The training is performed at this stage, with 10 fold cross validation

In [None]:
gkf = GroupKFold(n_splits=10).split(X=df_train.question_body, groups=df_train.question_body)

valid_preds = []
test_preds = []
K.clear_session()
for fold, (train_idx, valid_idx) in enumerate(gkf):
    
    # will actually only do 2 folds (out of 5) to manage < 2h
    if fold in range(10):

        #train_inputs_qn = [inputs[i][train_idx] for i in range(3)]
        train_inputs = [inputs[i][train_idx] for i in range(len(inputs))]
        train_outputs = outputs[train_idx]
        #train_outputs_qn = outputs_qn[train_idx]
        #train_outputs_ans = outputs_ans[train_idx]
        
        #valid_inputs_qn = [inputs[i][valid_idx] for i in range(3)]
        valid_inputs = [inputs[i][valid_idx] for i in range(len(inputs))]
        valid_outputs = outputs[valid_idx]
        #valid_outputs_qn = outputs_qn[valid_idx]
        #valid_outputs_ans = outputs_ans[valid_idx]
        
       
        
        #model = create_model_qn()
        optimizer = tf.keras.optimizers.Adam(learning_rate=3e-5)
        #model.compile(loss='binary_crossentropy', optimizer=optimizer)
        #model.fit(train_inputs_qn, train_outputs_qn, epochs=1, batch_size=6)
        #model.save_weights(dataset_path + 'bert-ques'+str(fold)+'.h5')'''
        K.clear_session()
        model1 = create_model_ans()
        model1.compile(loss='binary_crossentropy', optimizer=optimizer)
        model1.fit(train_inputs, train_outputs, epochs=3, batch_size=6)
        model1.save_weights(dataset_path + 'bert-ans'+str(fold)+'.h5')
        
        valid_preds.append(model1.predict(valid_inputs))
        test_preds.append(model1.predict(test_inputs))
        #valid_outputs = np.column_stack((valid_outputs_qn,valid_outputs_ans))
        rho_val = compute_spearmanr_ignore_nan(valid_outputs, valid_preds[-1])
        print('validation score = ', rho_val)

There are a number of variants of the model mentioned above. 
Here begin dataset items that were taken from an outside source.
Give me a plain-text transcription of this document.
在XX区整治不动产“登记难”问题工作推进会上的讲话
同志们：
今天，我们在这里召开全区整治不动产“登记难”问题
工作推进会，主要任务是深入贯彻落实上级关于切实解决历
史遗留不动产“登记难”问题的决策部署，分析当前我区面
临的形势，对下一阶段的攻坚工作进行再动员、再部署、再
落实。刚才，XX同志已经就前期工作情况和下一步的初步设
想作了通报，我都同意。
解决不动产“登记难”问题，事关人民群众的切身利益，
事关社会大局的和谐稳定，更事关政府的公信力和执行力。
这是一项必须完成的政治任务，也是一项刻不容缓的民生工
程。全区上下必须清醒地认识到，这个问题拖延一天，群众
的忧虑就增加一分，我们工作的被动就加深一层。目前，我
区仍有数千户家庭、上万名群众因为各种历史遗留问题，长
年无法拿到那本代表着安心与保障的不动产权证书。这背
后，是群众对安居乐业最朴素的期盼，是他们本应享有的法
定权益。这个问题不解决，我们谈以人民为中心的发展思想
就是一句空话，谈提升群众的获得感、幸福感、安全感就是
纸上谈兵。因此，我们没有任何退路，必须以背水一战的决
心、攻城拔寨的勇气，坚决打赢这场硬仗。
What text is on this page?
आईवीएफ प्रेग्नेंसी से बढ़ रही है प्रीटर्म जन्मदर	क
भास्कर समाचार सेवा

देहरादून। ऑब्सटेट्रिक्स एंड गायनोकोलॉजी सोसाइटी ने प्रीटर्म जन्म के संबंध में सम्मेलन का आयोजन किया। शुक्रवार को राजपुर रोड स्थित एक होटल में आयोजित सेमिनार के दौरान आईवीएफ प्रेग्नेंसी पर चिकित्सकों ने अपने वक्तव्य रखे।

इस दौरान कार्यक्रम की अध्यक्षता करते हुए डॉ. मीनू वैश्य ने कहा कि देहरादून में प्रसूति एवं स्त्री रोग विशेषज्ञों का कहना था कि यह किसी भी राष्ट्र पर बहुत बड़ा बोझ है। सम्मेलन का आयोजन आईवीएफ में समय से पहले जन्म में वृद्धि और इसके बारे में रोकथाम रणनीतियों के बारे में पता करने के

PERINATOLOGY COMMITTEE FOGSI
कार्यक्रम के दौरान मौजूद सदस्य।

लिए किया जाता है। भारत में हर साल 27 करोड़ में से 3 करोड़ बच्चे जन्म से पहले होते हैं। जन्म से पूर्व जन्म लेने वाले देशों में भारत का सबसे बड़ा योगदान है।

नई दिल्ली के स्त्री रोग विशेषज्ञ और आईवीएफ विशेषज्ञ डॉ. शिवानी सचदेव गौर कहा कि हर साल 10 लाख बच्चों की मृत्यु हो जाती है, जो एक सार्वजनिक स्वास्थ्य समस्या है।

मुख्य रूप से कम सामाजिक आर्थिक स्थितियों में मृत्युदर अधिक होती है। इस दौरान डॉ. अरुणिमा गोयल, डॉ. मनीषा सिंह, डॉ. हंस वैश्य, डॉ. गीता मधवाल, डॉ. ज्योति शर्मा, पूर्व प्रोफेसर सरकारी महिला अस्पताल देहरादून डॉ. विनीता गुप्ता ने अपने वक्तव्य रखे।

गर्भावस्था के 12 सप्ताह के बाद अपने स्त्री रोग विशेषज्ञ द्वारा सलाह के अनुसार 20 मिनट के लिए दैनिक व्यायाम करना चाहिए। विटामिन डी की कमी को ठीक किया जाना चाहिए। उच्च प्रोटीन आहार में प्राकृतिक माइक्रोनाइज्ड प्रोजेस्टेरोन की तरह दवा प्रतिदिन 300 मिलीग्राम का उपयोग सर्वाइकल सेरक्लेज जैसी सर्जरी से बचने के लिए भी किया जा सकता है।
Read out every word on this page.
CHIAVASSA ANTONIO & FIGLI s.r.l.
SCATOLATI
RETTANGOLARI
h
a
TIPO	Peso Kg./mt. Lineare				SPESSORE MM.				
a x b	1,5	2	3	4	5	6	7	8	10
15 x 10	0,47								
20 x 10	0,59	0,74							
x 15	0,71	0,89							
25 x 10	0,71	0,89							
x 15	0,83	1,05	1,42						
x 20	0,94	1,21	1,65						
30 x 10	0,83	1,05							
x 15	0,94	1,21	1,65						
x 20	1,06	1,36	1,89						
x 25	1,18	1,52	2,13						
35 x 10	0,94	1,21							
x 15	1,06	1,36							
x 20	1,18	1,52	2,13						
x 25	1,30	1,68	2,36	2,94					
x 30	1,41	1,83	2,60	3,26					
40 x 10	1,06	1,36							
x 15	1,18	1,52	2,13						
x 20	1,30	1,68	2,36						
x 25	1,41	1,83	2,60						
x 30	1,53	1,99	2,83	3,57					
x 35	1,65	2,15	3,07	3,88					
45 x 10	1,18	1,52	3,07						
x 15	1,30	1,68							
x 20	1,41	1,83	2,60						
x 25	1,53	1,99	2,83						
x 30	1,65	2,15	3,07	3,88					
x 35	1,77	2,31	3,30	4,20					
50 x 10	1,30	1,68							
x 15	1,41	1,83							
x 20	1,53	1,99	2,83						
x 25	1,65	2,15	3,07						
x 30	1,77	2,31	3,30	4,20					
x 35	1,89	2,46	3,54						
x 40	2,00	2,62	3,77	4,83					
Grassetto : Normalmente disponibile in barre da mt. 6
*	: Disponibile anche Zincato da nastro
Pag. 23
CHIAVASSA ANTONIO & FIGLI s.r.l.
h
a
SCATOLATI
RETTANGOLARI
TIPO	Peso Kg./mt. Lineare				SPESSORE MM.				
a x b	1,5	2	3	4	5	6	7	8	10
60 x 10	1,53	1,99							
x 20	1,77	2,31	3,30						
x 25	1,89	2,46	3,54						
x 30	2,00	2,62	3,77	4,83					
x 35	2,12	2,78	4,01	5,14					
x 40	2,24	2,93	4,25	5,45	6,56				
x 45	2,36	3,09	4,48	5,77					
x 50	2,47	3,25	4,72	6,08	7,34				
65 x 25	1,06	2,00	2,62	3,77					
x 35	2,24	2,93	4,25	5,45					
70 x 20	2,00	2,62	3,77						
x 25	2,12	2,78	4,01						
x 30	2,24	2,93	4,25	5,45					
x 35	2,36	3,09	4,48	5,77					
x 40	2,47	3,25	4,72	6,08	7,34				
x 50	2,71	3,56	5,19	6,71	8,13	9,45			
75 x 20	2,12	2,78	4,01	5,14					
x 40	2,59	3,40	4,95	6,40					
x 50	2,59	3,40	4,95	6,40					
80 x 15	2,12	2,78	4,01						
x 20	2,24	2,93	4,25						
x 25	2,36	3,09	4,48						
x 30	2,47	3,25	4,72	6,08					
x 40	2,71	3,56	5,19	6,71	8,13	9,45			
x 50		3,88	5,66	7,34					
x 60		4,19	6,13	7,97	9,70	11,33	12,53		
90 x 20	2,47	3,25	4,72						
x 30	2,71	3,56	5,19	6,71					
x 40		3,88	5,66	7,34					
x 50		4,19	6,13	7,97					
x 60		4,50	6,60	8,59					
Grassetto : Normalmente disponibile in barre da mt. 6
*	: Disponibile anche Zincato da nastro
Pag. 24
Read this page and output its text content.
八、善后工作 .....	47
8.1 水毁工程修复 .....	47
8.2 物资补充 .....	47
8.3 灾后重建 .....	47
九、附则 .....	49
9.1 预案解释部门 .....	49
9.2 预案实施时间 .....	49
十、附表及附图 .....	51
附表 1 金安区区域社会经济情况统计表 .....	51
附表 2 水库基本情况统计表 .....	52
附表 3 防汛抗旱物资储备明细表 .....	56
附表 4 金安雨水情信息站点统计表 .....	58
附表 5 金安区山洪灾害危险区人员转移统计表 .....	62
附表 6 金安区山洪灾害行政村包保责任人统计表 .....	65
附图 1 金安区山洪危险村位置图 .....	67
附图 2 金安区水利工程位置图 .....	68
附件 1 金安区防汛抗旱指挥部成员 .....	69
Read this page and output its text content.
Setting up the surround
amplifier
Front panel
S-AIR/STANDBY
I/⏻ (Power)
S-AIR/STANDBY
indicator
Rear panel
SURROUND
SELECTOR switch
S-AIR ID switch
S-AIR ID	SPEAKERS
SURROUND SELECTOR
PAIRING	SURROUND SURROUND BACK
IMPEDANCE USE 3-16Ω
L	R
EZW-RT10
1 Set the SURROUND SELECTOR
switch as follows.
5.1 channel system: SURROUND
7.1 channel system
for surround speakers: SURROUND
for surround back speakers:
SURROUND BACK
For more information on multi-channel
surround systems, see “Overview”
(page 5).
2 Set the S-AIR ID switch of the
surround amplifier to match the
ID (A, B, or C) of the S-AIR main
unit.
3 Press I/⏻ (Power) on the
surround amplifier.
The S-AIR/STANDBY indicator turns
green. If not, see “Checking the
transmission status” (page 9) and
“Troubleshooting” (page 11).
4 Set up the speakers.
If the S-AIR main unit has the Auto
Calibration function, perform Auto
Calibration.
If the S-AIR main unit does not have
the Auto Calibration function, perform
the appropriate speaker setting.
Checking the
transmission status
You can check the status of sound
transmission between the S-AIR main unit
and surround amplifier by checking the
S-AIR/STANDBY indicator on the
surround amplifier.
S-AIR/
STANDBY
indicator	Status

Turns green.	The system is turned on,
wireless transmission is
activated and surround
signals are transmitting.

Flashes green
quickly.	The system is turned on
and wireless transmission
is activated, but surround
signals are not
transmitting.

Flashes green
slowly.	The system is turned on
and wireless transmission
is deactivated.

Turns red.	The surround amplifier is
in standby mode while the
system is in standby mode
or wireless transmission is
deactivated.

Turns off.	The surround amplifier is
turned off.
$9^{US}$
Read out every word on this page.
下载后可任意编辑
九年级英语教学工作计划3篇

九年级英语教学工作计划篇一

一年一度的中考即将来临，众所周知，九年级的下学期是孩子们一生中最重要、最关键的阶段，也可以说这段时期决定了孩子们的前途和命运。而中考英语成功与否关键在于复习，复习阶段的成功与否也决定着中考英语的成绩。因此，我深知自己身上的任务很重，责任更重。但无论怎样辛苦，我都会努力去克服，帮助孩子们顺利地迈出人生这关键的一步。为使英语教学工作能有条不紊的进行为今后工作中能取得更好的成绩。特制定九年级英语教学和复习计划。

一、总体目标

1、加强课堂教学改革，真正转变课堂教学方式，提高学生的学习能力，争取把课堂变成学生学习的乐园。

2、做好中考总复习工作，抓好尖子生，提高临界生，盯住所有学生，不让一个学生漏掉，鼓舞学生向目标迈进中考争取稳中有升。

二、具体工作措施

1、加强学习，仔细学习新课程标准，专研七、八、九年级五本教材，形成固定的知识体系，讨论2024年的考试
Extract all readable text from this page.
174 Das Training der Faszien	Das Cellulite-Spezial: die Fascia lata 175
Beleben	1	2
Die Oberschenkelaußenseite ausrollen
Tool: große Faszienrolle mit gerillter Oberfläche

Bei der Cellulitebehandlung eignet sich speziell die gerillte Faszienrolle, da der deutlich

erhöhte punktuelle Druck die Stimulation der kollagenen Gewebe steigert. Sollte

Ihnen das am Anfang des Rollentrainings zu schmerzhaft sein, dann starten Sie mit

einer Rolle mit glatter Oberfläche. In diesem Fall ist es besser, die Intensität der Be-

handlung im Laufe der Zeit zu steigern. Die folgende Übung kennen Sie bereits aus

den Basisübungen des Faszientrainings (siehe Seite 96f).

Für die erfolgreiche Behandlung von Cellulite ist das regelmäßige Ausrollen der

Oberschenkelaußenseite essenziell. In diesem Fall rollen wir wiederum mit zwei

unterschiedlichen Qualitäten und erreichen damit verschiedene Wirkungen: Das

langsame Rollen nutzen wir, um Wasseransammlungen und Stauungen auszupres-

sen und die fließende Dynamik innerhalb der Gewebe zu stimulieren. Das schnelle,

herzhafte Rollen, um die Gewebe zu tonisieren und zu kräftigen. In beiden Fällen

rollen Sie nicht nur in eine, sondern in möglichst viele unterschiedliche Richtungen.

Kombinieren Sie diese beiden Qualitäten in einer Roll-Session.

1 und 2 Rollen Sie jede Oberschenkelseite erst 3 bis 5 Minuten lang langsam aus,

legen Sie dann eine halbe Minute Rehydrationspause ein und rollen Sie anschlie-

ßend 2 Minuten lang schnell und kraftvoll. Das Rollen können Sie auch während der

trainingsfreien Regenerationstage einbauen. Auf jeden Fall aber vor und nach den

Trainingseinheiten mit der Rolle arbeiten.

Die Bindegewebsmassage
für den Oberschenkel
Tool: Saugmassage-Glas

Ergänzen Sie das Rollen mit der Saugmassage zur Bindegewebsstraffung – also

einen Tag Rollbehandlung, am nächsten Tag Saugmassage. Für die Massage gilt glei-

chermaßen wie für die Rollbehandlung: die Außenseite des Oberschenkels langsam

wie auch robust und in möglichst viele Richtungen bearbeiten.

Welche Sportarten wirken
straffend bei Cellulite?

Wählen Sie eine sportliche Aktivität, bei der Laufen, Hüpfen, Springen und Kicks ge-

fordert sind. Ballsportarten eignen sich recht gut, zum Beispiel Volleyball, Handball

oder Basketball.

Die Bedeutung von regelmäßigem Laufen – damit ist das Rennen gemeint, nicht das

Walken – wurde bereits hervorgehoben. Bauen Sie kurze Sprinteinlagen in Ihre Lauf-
1.   Use bi-GRU of the same number of cells instead of bi_LSTM
2.   Adjust the number of LSTM/GRU cells
3.   Instead of concatenating the last 4 hidden layers of the BERT model and passing it to bi-LSTM or bi-GRU, use the original output of the BERT model
4.   Instead of creating two branches for questions and answers in the same model, create two separate models. One model will take into account the question based features and predict only the question based output variables, the other model will take in the question and answer based features, and predict the answer based output variables. The structure of the model can be any of the above 3 architectures. However, this has not been tried, as it usually consumes a lot of resource.